The school that my DS go to has specific criteria for each subject that they use to identify G&T. G&T pupils do not have to meet all the criteria for that subject. The register will identify to teachers which of the criteria they are G&T in eg may not be a G&T reader but being a good debater might make someone G&T in English. The criteria is posted on the school website.
They are registering the progress of G&T to make sure they make expected progress and are not just 'left to get on with it' in lessons.
They also hold special events eg attending local science fair or meet the author.
They have challenge days eg edit a newspaper with deadlines.
I am really pleased with the school offering and this is a State Comprehensive.

Picturesinthefirelight Wed 05-Mar-14 17:59:56

It's ridiculous really as whether you are gifted or not friends on the abilities of others in your school. It should be a national thing.

Every child in dds school is recognised as talented though. It takes children from all over the UK & occasionally abroad.

steview Wed 05-Mar-14 18:18:59

ThreeBeeOneGees - yes the guidance was that it should be the top 10% of students in each given school so you are right to state that being G&T means very different things in different schools.

The rationale was that, in schools of any type, the most able (within the context of the school) had a tendency to not be stretched and challenged enough as the school focused on 'the middle'.

For what it'd worth we identify using the following criteria:

Level 1:

Individual subject nominations
Primary School nominations
Extra-curricular nominations
CATS tests
KS2 SATS tests (top 10% nationally)

If a student comes up on at least 3 measures they hit our G&T list and they stay there - we monitor the progress of those students to ensure that they are making the progress we expect of them in a global sense.

Individual subjects monitor the progress of the students they have nominated to ensure appropriate challenge exists.

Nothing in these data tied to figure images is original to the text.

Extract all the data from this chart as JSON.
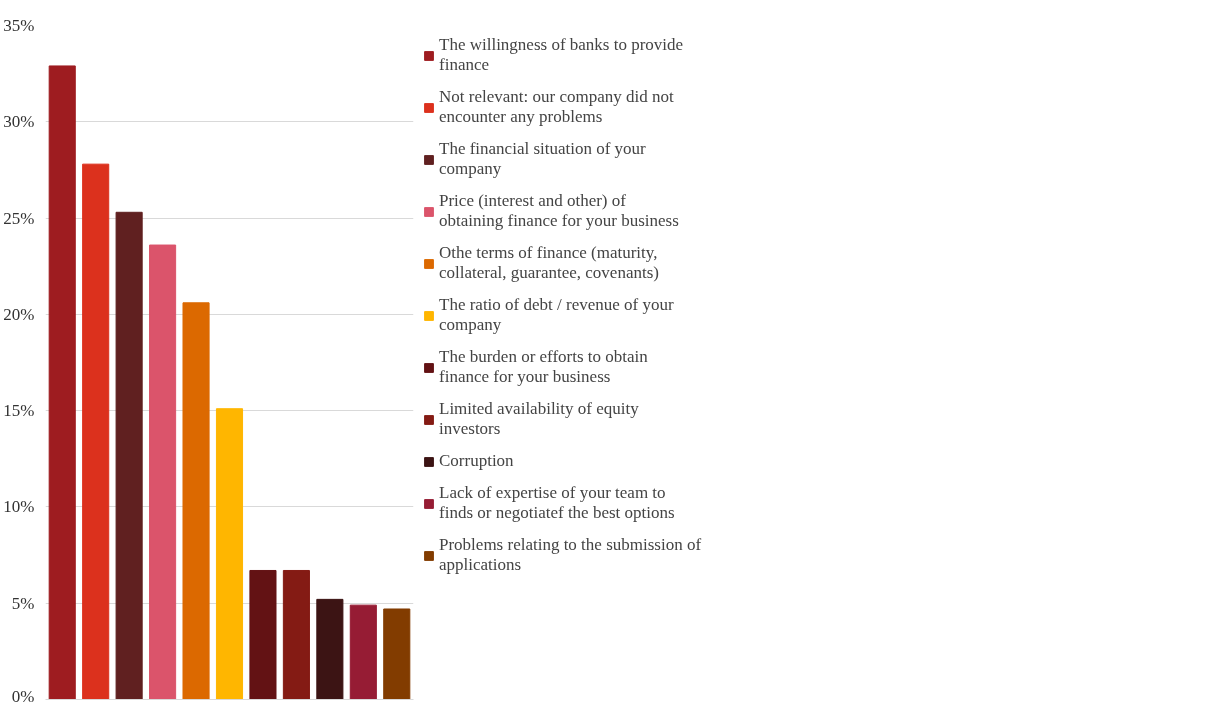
{
  "chart_data": {
    "type": "bar",
    "categories": [
      null,
      null,
      null,
      null,
      null,
      null,
      null,
      null,
      null,
      null,
      null
    ],
    "series": [
      {
        "name": "The willingness of banks to provide finance",
        "color": "#9e1c20",
        "values": [
          32.9,
          null,
          null,
          null,
          null,
          null,
          null,
          null,
          null,
          null,
          null
        ]
      },
      {
        "name": "Not relevant: our company did not encounter any problems",
        "color": "#dc311d",
        "values": [
          null,
          27.8,
          null,
          null,
          null,
          null,
          null,
          null,
          null,
          null,
          null
        ]
      },
      {
        "name": "The financial situation of your company",
        "color": "#602020",
        "values": [
          null,
          null,
          25.3,
          null,
          null,
          null,
          null,
          null,
          null,
          null,
          null
        ]
      },
      {
        "name": "Price (interest and other) of obtaining finance for your business",
        "color": "#db546b",
        "values": [
          null,
          null,
          null,
          23.6,
          null,
          null,
          null,
          null,
          null,
          null,
          null
        ]
      },
      {
        "name": "Othe terms of finance (maturity, collateral, guarantee, covenants)",
        "color": "#dc6900",
        "values": [
          null,
          null,
          null,
          null,
          20.6,
          null,
          null,
          null,
          null,
          null,
          null
        ]
      },
      {
        "name": "The ratio of debt / revenue of your company",
        "color": "#ffb600",
        "values": [
          null,
          null,
          null,
          null,
          null,
          15.1,
          null,
          null,
          null,
          null,
          null
        ]
      },
      {
        "name": "The burden or efforts to obtain finance for your business",
        "color": "#631214",
        "values": [
          null,
          null,
          null,
          null,
          null,
          null,
          6.7,
          null,
          null,
          null,
          null
        ]
      },
      {
        "name": "Limited availability of equity investors",
        "color": "#841b14",
        "values": [
          null,
          null,
          null,
          null,
          null,
          null,
          null,
          6.7,
          null,
          null,
          null
        ]
      },
      {
        "name": "Corruption",
        "color": "#3c1414",
        "values": [
          null,
          null,
          null,
          null,
          null,
          null,
          null,
          null,
          5.2,
          null,
          null
        ]
      },
      {
        "name": "Lack of expertise of your team to finds or negotiatef the best options",
        "color": "#961c34",
        "values": [
          null,
          null,
          null,
          null,
          null,
          null,
          null,
          null,
          null,
          4.9,
          null
        ]
      },
      {
        "name": "Problems relating to the submission of applications",
        "color": "#823c00",
        "values": [
          null,
          null,
          null,
          null,
          null,
          null,
          null,
          null,
          null,
          null,
          4.7
        ]
      }
    ],
    "ylim": [
      0,
      35
    ],
    "yticks": [
      {
        "value": 0,
        "label": "0%"
      },
      {
        "value": 5,
        "label": "5%"
      },
      {
        "value": 10,
        "label": "10%"
      },
      {
        "value": 15,
        "label": "15%"
      },
      {
        "value": 20,
        "label": "20%"
      },
      {
        "value": 25,
        "label": "25%"
      },
      {
        "value": 30,
        "label": "30%"
      },
      {
        "value": 35,
        "label": "35%"
      }
    ],
    "grid": "y",
    "legend": "right"
  }
}
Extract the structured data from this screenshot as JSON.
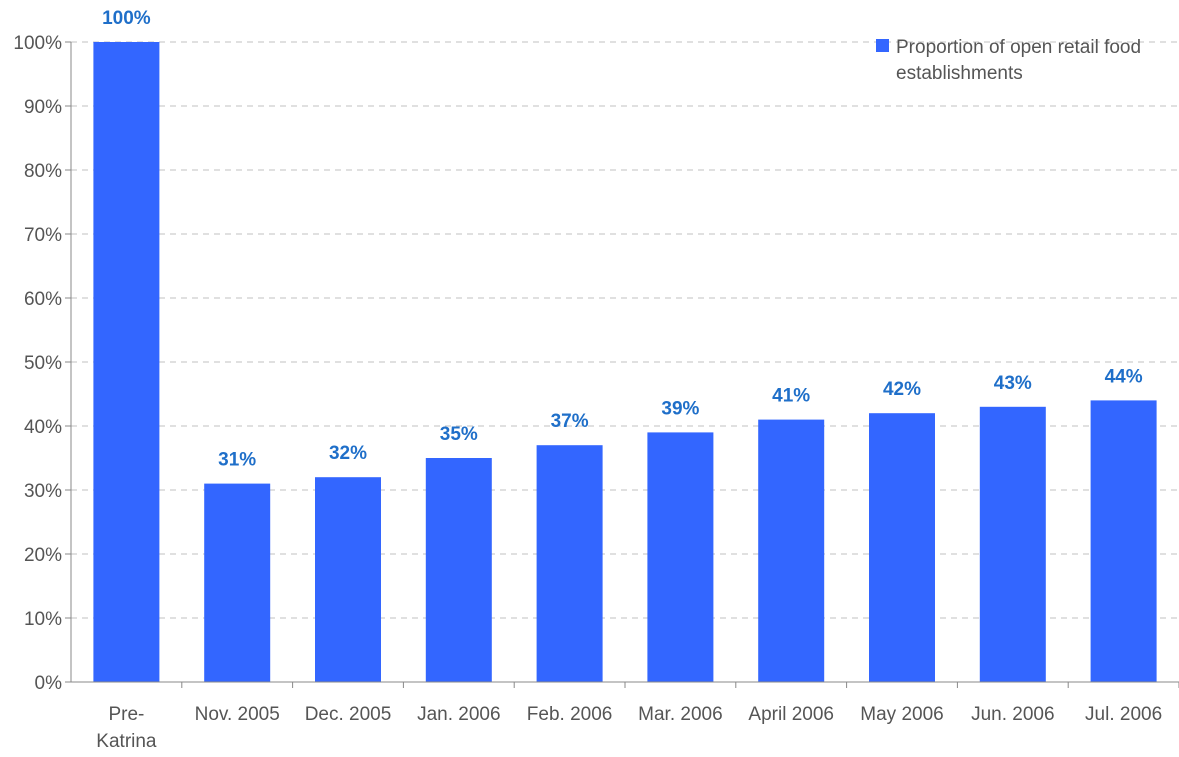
{
  "chart_data": {
    "type": "bar",
    "categories": [
      [
        "Pre-",
        "Katrina"
      ],
      [
        "Nov. 2005"
      ],
      [
        "Dec. 2005"
      ],
      [
        "Jan. 2006"
      ],
      [
        "Feb. 2006"
      ],
      [
        "Mar. 2006"
      ],
      [
        "April 2006"
      ],
      [
        "May 2006"
      ],
      [
        "Jun. 2006"
      ],
      [
        "Jul. 2006"
      ]
    ],
    "series": [
      {
        "name": "Proportion of open retail food establishments",
        "values": [
          100,
          31,
          32,
          35,
          37,
          39,
          41,
          42,
          43,
          44
        ],
        "data_labels": [
          "100%",
          "31%",
          "32%",
          "35%",
          "37%",
          "39%",
          "41%",
          "42%",
          "43%",
          "44%"
        ]
      }
    ],
    "y_ticks": [
      0,
      10,
      20,
      30,
      40,
      50,
      60,
      70,
      80,
      90,
      100
    ],
    "y_tick_labels": [
      "0%",
      "10%",
      "20%",
      "30%",
      "40%",
      "50%",
      "60%",
      "70%",
      "80%",
      "90%",
      "100%"
    ],
    "ylim": [
      0,
      100
    ],
    "title": "",
    "xlabel": "",
    "ylabel": "",
    "grid": true,
    "legend_position": "top-right",
    "legend_lines": [
      "Proportion of open retail food",
      "establishments"
    ],
    "colors": {
      "bar": "#3366ff",
      "data_label": "#1f6fc9",
      "grid": "#c0c0c0",
      "axis": "#888888",
      "tick_text": "#555555"
    }
  }
}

Where a student is clearly working at a different level to other students then they are put on our Level 2 list (which is very sparse) and that involves setting up bespoke programmes to ensure that they are challenged - for example a mathematician who has a monthly meeting with the Head of Maths and a local University lecturer to set up projects for him to work on and receive ongoing support with or students who are performing at a very high level in sport/music/drama who have an adjusted timetable to take account of their extra-curricular commitments.

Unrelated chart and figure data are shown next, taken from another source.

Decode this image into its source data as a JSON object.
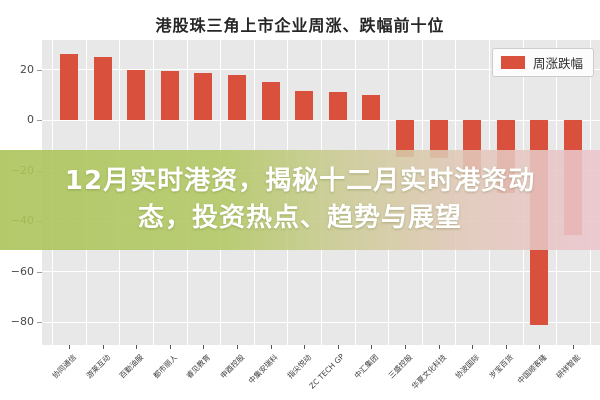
{
  "header": {
    "title": "港股珠三角上市企业周涨、跌幅前十位"
  },
  "legend": {
    "label": "周涨跌幅",
    "swatch_color": "#d9513c"
  },
  "overlay_banner": {
    "line1": "12月实时港资，揭秘十二月实时港资动",
    "line2": "态，投资热点、趋势与展望"
  },
  "chart_data": {
    "type": "bar",
    "title": "港股珠三角上市企业周涨、跌幅前十位",
    "categories": [
      "协同通信",
      "游莱互动",
      "百勤油服",
      "都市丽人",
      "睿见教育",
      "申酉控股",
      "中集安瑞科",
      "指尖悦动",
      "ZC TECH GP",
      "中汇集团",
      "三盛控股",
      "华夏文化科技",
      "协波国际",
      "岁宝百货",
      "中国顺客隆",
      "研祥智能"
    ],
    "values": [
      26,
      25,
      20,
      19.5,
      18.5,
      18,
      15,
      11.5,
      11,
      10,
      -14.5,
      -15,
      -23,
      -29,
      -81,
      -45.5
    ],
    "series_name": "周涨跌幅",
    "xlabel": "",
    "ylabel": "",
    "yticks": [
      20,
      0,
      -20,
      -40,
      -60,
      -80
    ],
    "ylim": [
      -89,
      31.7
    ],
    "bar_color": "#d9513c",
    "plot_background": "#e8e8e8",
    "grid": "on",
    "legend_position": "upper right"
  }
}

user1466157473 Fri 17-Jun-16 13:47:24

Hello Need help
I am a new member
My son 2 half will be exclu from is nursery by the director because in talented and gifted. He need a one to one. NO support
for him.
Do not know what to do? No text as been done on him to qualify him as a talented and gifted. Can a nursery can exlu a child because of is advantage?
Where is any nursery or school or college for talented and gifted child?
Did montessori home tutoring is good if yes do you know on around South East of London?